Tractors, energy and anti-West rhetoric were on the table as Iranian leader Ebrahim Raisi held talks in Zimbabwe on Thursday, the last leg of a three-nation tour meant to expand his country’s economic reach in Africa.
Raisi and President Emmerson Mnangagwa signed 12 MoUs, which include plans for the construction of a tractor assembly plant in Zimbabwe. The proposed project would be between Iran Tractor Manufacturing Industrial Company (ITMCO), one of the largest tractor suppliers to the Middle East, and local partners. Another of the MoUs was on the potential supply of medical equipment and drugs from Caspian Tamin Pharmaceutical Company, Iran’s leading pharmaceutical company.
Zimbabwe and Iran also agreed to cooperate on petroleum and gas, agriculture, telecommunications and technology projects.
“An establishment of a tractor factory in Zimbabwe will go a long way in modernising and mechanising our agriculture,” Mnangagwa said.
Raisi arrived at the RGM International Airport to anti-Western songs by ZANU PF supporters. For Mnangagwa, Iran is a perfect fit for Zimbabwe, as both countries are seeking ways to evade US sanctions.
“It is critically important that we the victims of the Western sanctions are talking to each other. The authors of these sanctions would not want us to talk to each other. But because we are both victims, it is equally important that we show them that we are united. And I am happy that we share this view,” Mnangagwa told Raisi.
According to Raisi, Iranian investment is meant to advance African economies, whereas, he said, America is using technology for the destruction of humanity.
“Technology should serve humanity but some people are trying to manipulate and exploit technology. They are trying to use it against human life instead of serving life. This has been our objection to the United States and the Western world,” said Raisi.

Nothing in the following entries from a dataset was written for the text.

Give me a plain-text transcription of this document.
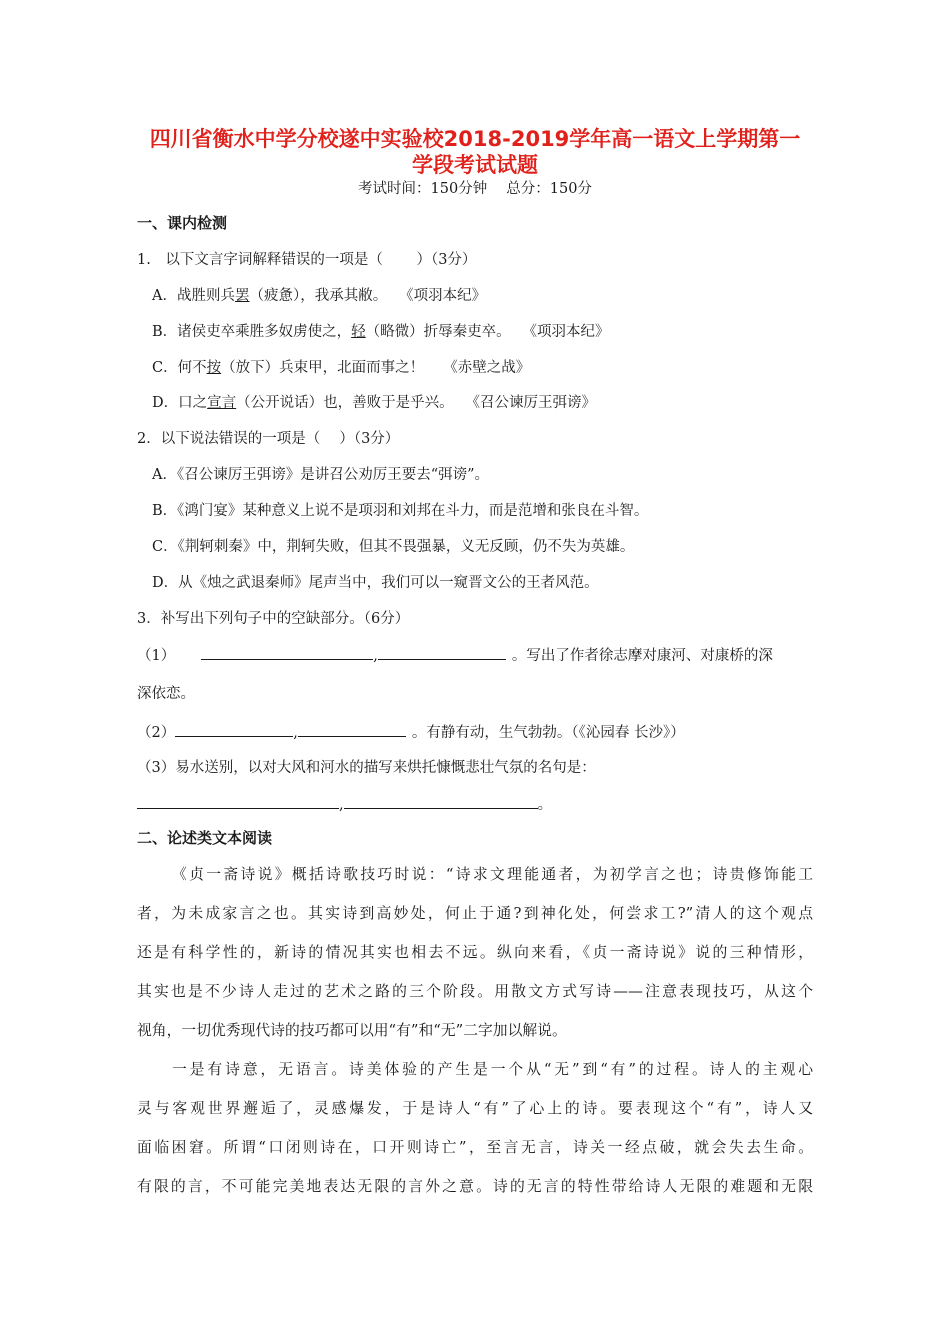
四川省衡水中学分校遂中实验校2018-2019学年高一语文上学期第一
学段考试试题
考试时间：150分钟　 总分：150分
一、课内检测
1.　以下文言字词解释错误的一项是（　　 ）（3分）
A．战胜则兵罢（疲惫），我承其敝。　 《项羽本纪》
B．诸侯吏卒乘胜多奴虏使之，轻（略微）折辱秦吏卒。　 《项羽本纪》
C．何不按（放下）兵束甲，北面而事之！　 《赤壁之战》
D．口之宣言（公开说话）也，善败于是乎兴。　 《召公谏厉王弭谤》
2．以下说法错误的一项是（　 ）（3分）
A．《召公谏厉王弭谤》是讲召公劝厉王要去“弭谤”。
B．《鸿门宴》某种意义上说不是项羽和刘邦在斗力，而是范增和张良在斗智。
C．《荆轲刺秦》中，荆轲失败，但其不畏强暴，义无反顾，仍不失为英雄。
D．从《烛之武退秦师》尾声当中，我们可以一窥晋文公的王者风范。
3．补写出下列句子中的空缺部分。（6分）
（1）	,	。写出了作者徐志摩对康河、对康桥的深
深依恋。
（2）	,	。有静有动，生气勃勃。（《沁园春 长沙》）
（3）易水送别，以对大风和河水的描写来烘托慷慨悲壮气氛的名句是：
,	。
二、论述类文本阅读
《贞一斋诗说》概括诗歌技巧时说：“诗求文理能通者，为初学言之也；诗贵修饰能工
者，为未成家言之也。其实诗到高妙处，何止于通?到神化处，何尝求工?”清人的这个观点
还是有科学性的，新诗的情况其实也相去不远。纵向来看，《贞一斋诗说》说的三种情形，
其实也是不少诗人走过的艺术之路的三个阶段。用散文方式写诗——注意表现技巧，从这个
视角，一切优秀现代诗的技巧都可以用“有”和“无”二字加以解说。
一是有诗意，无语言。诗美体验的产生是一个从“无”到“有”的过程。诗人的主观心
灵与客观世界邂逅了，灵感爆发，于是诗人“有”了心上的诗。要表现这个“有”，诗人又
面临困窘。所谓“口闭则诗在，口开则诗亡”，至言无言，诗关一经点破，就会失去生命。
有限的言，不可能完美地表达无限的言外之意。诗的无言的特性带给诗人无限的难题和无限
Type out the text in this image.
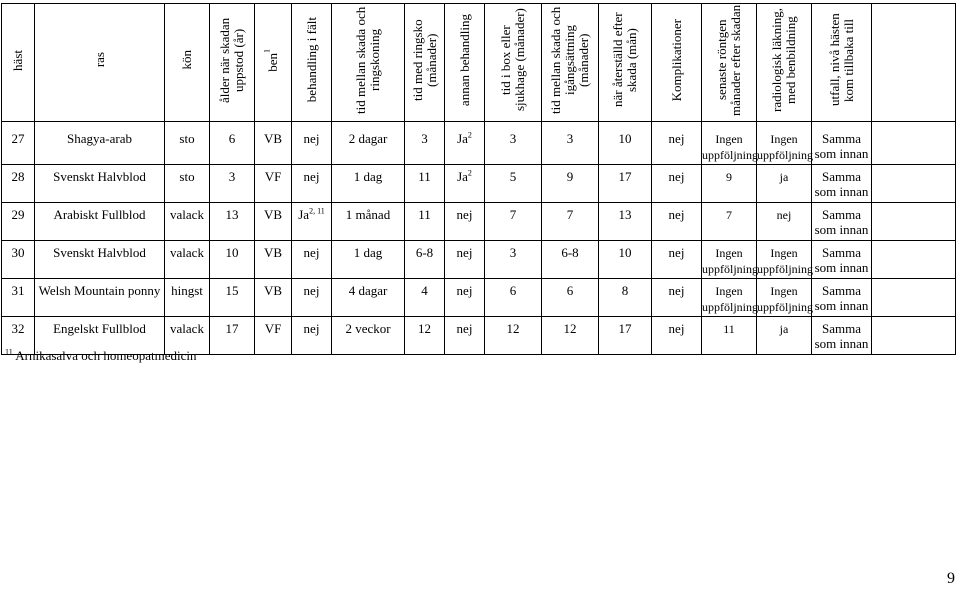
häst	ras	kön	ålder när skadan uppstod (år)	ben$^1$	behandling i fält	tid mellan skada och ringskoning	tid med ringsko (månader)	annan behandling	tid i box eller sjukhage (månader)	tid mellan skada och igångsättning (månader)	när återställd efter skada (mån)	Komplikationer	senaste röntgen månader efter skadan	radiologisk läkning, med benbildning	utfall, nivå hästen kom tillbaka till	
27	Shagya-arab	sto	6	VB	nej	2 dagar	3	Ja$^2$	3	3	10	nej	Ingen uppföljning	Ingen uppföljning	Samma som innan	
28	Svenskt Halvblod	sto	3	VF	nej	1 dag	11	Ja$^2$	5	9	17	nej	9	ja	Samma som innan	
29	Arabiskt Fullblod	valack	13	VB	Ja$^{2, 11}$	1 månad	11	nej	7	7	13	nej	7	nej	Samma som innan	
30	Svenskt Halvblod	valack	10	VB	nej	1 dag	6-8	nej	3	6-8	10	nej	Ingen uppföljning	Ingen uppföljning	Samma som innan	
31	Welsh Mountain ponny	hingst	15	VB	nej	4 dagar	4	nej	6	6	8	nej	Ingen uppföljning	Ingen uppföljning	Samma som innan	
32	Engelskt Fullblod	valack	17	VF	nej	2 veckor	12	nej	12	12	17	nej	11	ja	Samma som innan	
$^{11}$ Arnikasalva och homeopatmedicin
9
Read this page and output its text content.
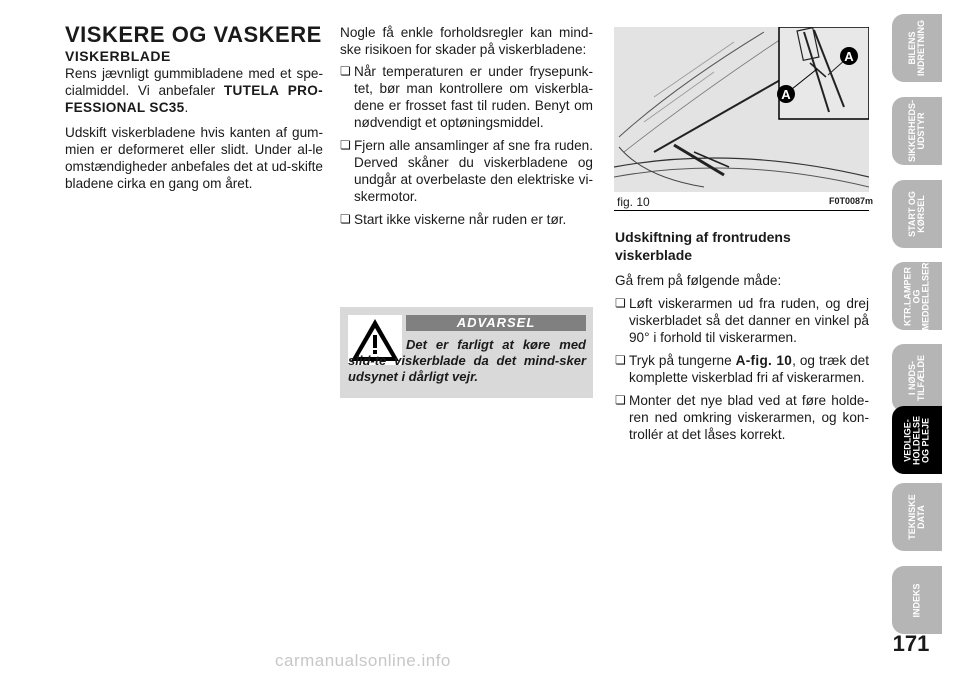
VISKERE OG VASKERE

VISKERBLADE

Rens jævnligt gummibladene med et spe-cialmiddel. Vi anbefaler TUTELA PRO-FESSIONAL SC35.

Udskift viskerbladene hvis kanten af gum-mien er deformeret eller slidt. Under al-le omstændigheder anbefales det at ud-skifte bladene cirka en gang om året.

Nogle få enkle forholdsregler kan mind-ske risikoen for skader på viskerbladene:

❏ Når temperaturen er under frysepunk-tet, bør man kontrollere om viskerbla-dene er frosset fast til ruden. Benyt om nødvendigt et optøningsmiddel.

❏ Fjern alle ansamlinger af sne fra ruden. Derved skåner du viskerbladene og undgår at overbelaste den elektriske vi-skermotor.

❏ Start ikke viskerne når ruden er tør.

ADVARSEL
Det er farligt at køre med slid-te viskerblade da det mind-sker udsynet i dårligt vejr.
A
A
fig. 10	F0T0087m

Udskiftning af frontrudens viskerblade

Gå frem på følgende måde:

❏ Løft viskerarmen ud fra ruden, og drej viskerbladet så det danner en vinkel på 90° i forhold til viskerarmen.

❏ Tryk på tungerne A-fig. 10, og træk det komplette viskerblad fri af viskerarmen.

❏ Monter det nye blad ved at føre holde-ren ned omkring viskerarmen, og kon-trollér at det låses korrekt.

BILENS
INDRETNING
SIKKERHEDS-
UDSTYR
START OG
KØRSEL
KTR.LAMPER
OG
MEDDELELSER
I NØDS-
TILFÆLDE
VEDLIGE-
HOLDELSE
OG PLEJE
TEKNISKE
DATA
INDEKS
171
carmanualsonline.info
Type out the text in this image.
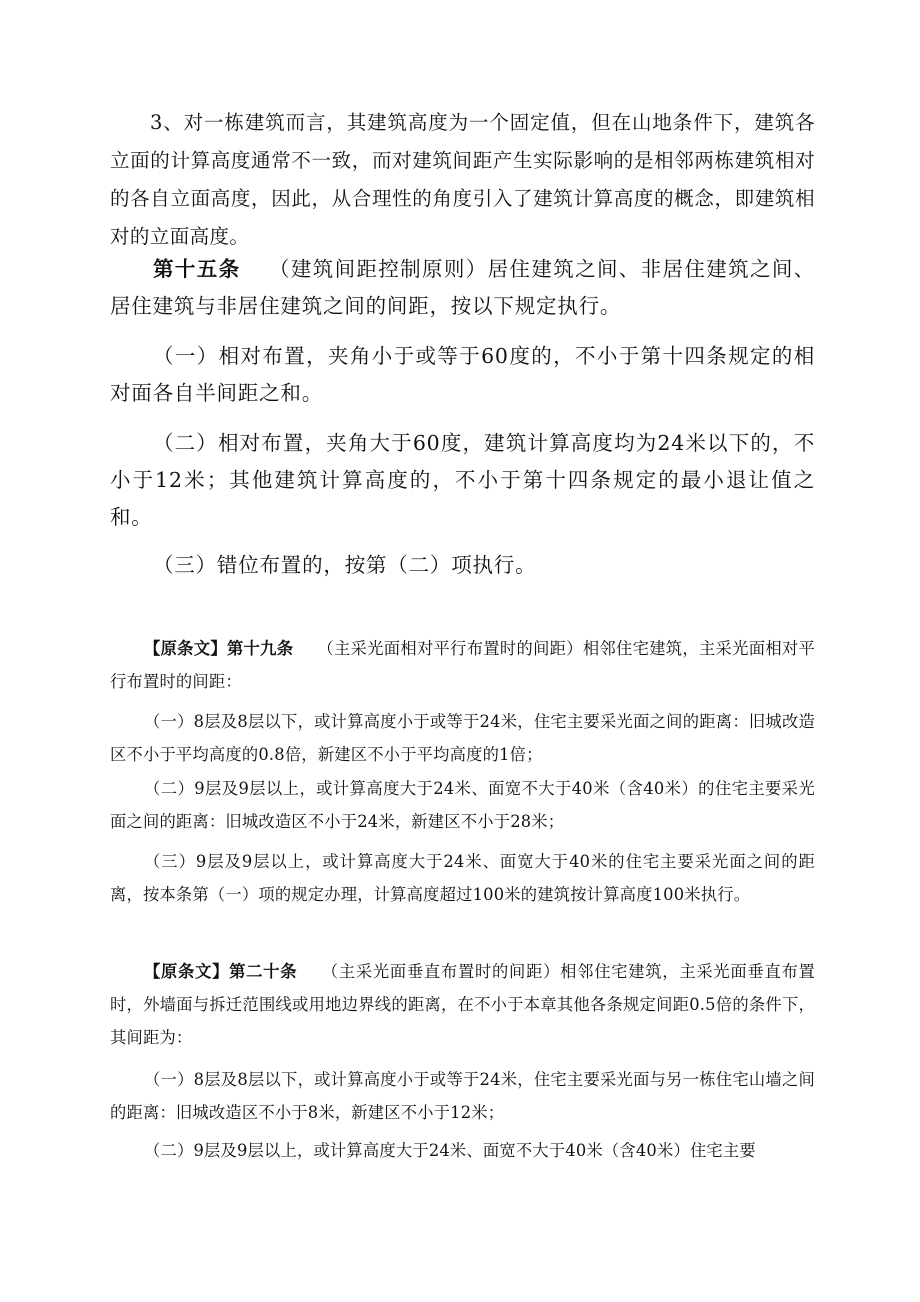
3、对一栋建筑而言，其建筑高度为一个固定值，但在山地条件下，建筑各立面的计算高度通常不一致，而对建筑间距产生实际影响的是相邻两栋建筑相对的各自立面高度，因此，从合理性的角度引入了建筑计算高度的概念，即建筑相对的立面高度。

第十五条 （建筑间距控制原则）居住建筑之间、非居住建筑之间、居住建筑与非居住建筑之间的间距，按以下规定执行。

（一）相对布置，夹角小于或等于60度的，不小于第十四条规定的相对面各自半间距之和。

（二）相对布置，夹角大于60度，建筑计算高度均为24米以下的，不小于12米；其他建筑计算高度的，不小于第十四条规定的最小退让值之和。

（三）错位布置的，按第（二）项执行。

【原条文】第十九条 （主采光面相对平行布置时的间距）相邻住宅建筑，主采光面相对平行布置时的间距：

（一）8层及8层以下，或计算高度小于或等于24米，住宅主要采光面之间的距离：旧城改造区不小于平均高度的0.8倍，新建区不小于平均高度的1倍；

（二）9层及9层以上，或计算高度大于24米、面宽不大于40米（含40米）的住宅主要采光面之间的距离：旧城改造区不小于24米，新建区不小于28米；

（三）9层及9层以上，或计算高度大于24米、面宽大于40米的住宅主要采光面之间的距离，按本条第（一）项的规定办理，计算高度超过100米的建筑按计算高度100米执行。

【原条文】第二十条 （主采光面垂直布置时的间距）相邻住宅建筑，主采光面垂直布置时，外墙面与拆迁范围线或用地边界线的距离，在不小于本章其他各条规定间距0.5倍的条件下，其间距为：

（一）8层及8层以下，或计算高度小于或等于24米，住宅主要采光面与另一栋住宅山墙之间的距离：旧城改造区不小于8米，新建区不小于12米；

（二）9层及9层以上，或计算高度大于24米、面宽不大于40米（含40米）住宅主要
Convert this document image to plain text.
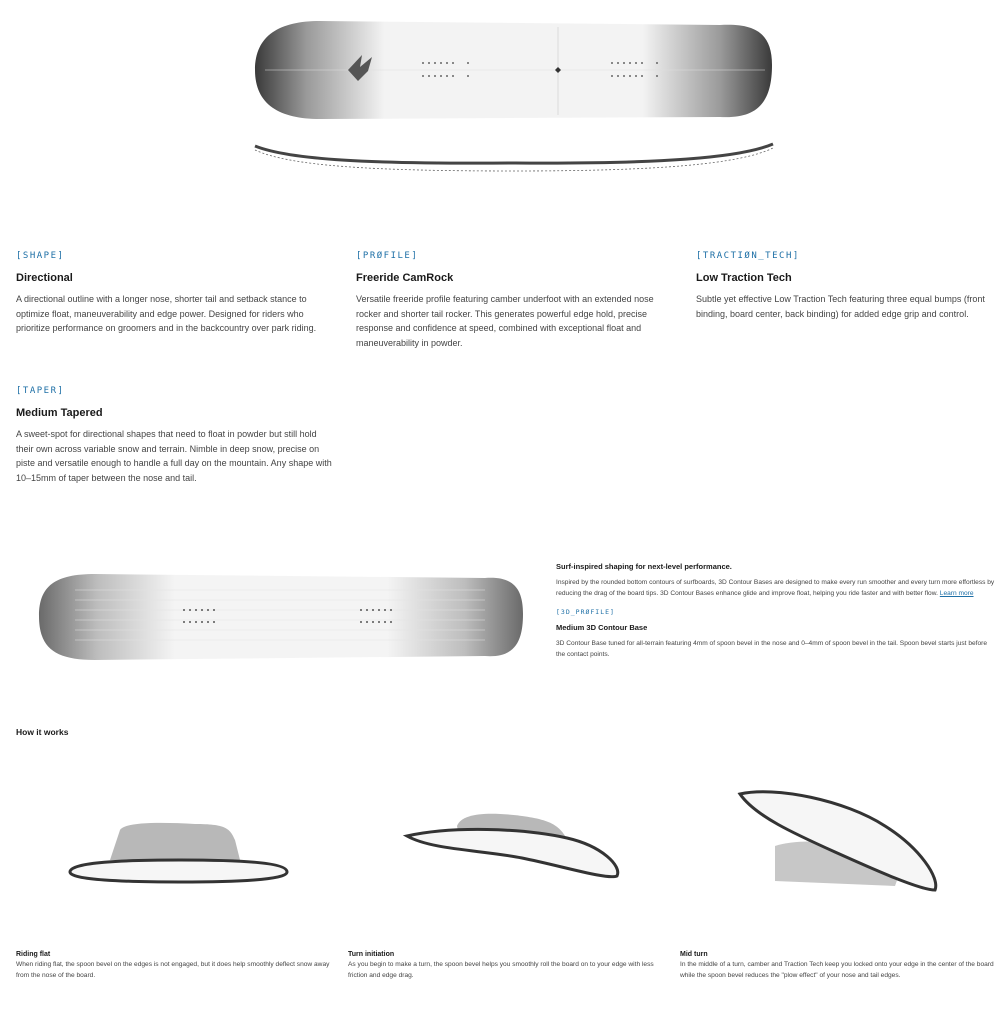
[SHAPE]
Directional
A directional outline with a longer nose, shorter tail and setback stance to optimize float, maneuverability and edge power. Designed for riders who prioritize performance on groomers and in the backcountry over park riding.
[PRØFILE]
Freeride CamRock
Versatile freeride profile featuring camber underfoot with an extended nose rocker and shorter tail rocker. This generates powerful edge hold, precise response and confidence at speed, combined with exceptional float and maneuverability in powder.
[TRACTIØN_TECH]
Low Traction Tech
Subtle yet effective Low Traction Tech featuring three equal bumps (front binding, board center, back binding) for added edge grip and control.
[TAPER]
Medium Tapered
A sweet-spot for directional shapes that need to float in powder but still hold their own across variable snow and terrain. Nimble in deep snow, precise on piste and versatile enough to handle a full day on the mountain. Any shape with 10–15mm of taper between the nose and tail.
Surf-inspired shaping for next-level performance.
Inspired by the rounded bottom contours of surfboards, 3D Contour Bases are designed to make every run smoother and every turn more effortless by reducing the drag of the board tips. 3D Contour Bases enhance glide and improve float, helping you ride faster and with better flow. Learn more
[3D_PRØFILE]
Medium 3D Contour Base
3D Contour Base tuned for all-terrain featuring 4mm of spoon bevel in the nose and 0–4mm of spoon bevel in the tail. Spoon bevel starts just before the contact points.
How it works
Riding flat
When riding flat, the spoon bevel on the edges is not engaged, but it does help smoothly deflect snow away from the nose of the board.
Turn initiation
As you begin to make a turn, the spoon bevel helps you smoothly roll the board on to your edge with less friction and edge drag.
Mid turn
In the middle of a turn, camber and Traction Tech keep you locked onto your edge in the center of the board while the spoon bevel reduces the "plow effect" of your nose and tail edges.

“Our cooperation with Zimbabwe and our cooperation with the African continent, which is a continent full of potential, could help us for mutual advances.”
Four years ago, Zimbabwe announced that it needed 40 000 tractors, at a time when only 9000 were available to work Zimbabwe’s 4 130 000ha of arable land. Of this land, one million hectares was under animal and manual draught power, with just 500 000ha mechanised. Zimbabwe has recently signed tractor supply deals with MTZ of Belarus and John Deere.
Iran has a GDP of US$368 billion, according to IMF figures, making it the 43rd largest economy in the world.
Trade between Iran with Zimbabwe is negligible, with data showing that Zimbabwe imported only US$3.6 million worth of equipment and furnishings from Iran in 2021. Trade with Africa is currently US$2 billion, according to its foreign ministry.
Raisi visited Kenya and Uganda earlier in the week, signing similar MoUs there. This is the first tour of Africa by an Iranian leader since 2013, and the first to Zimbabwe since former president Mahmoud Ahmadinejad visited Zimbabwe in 2010.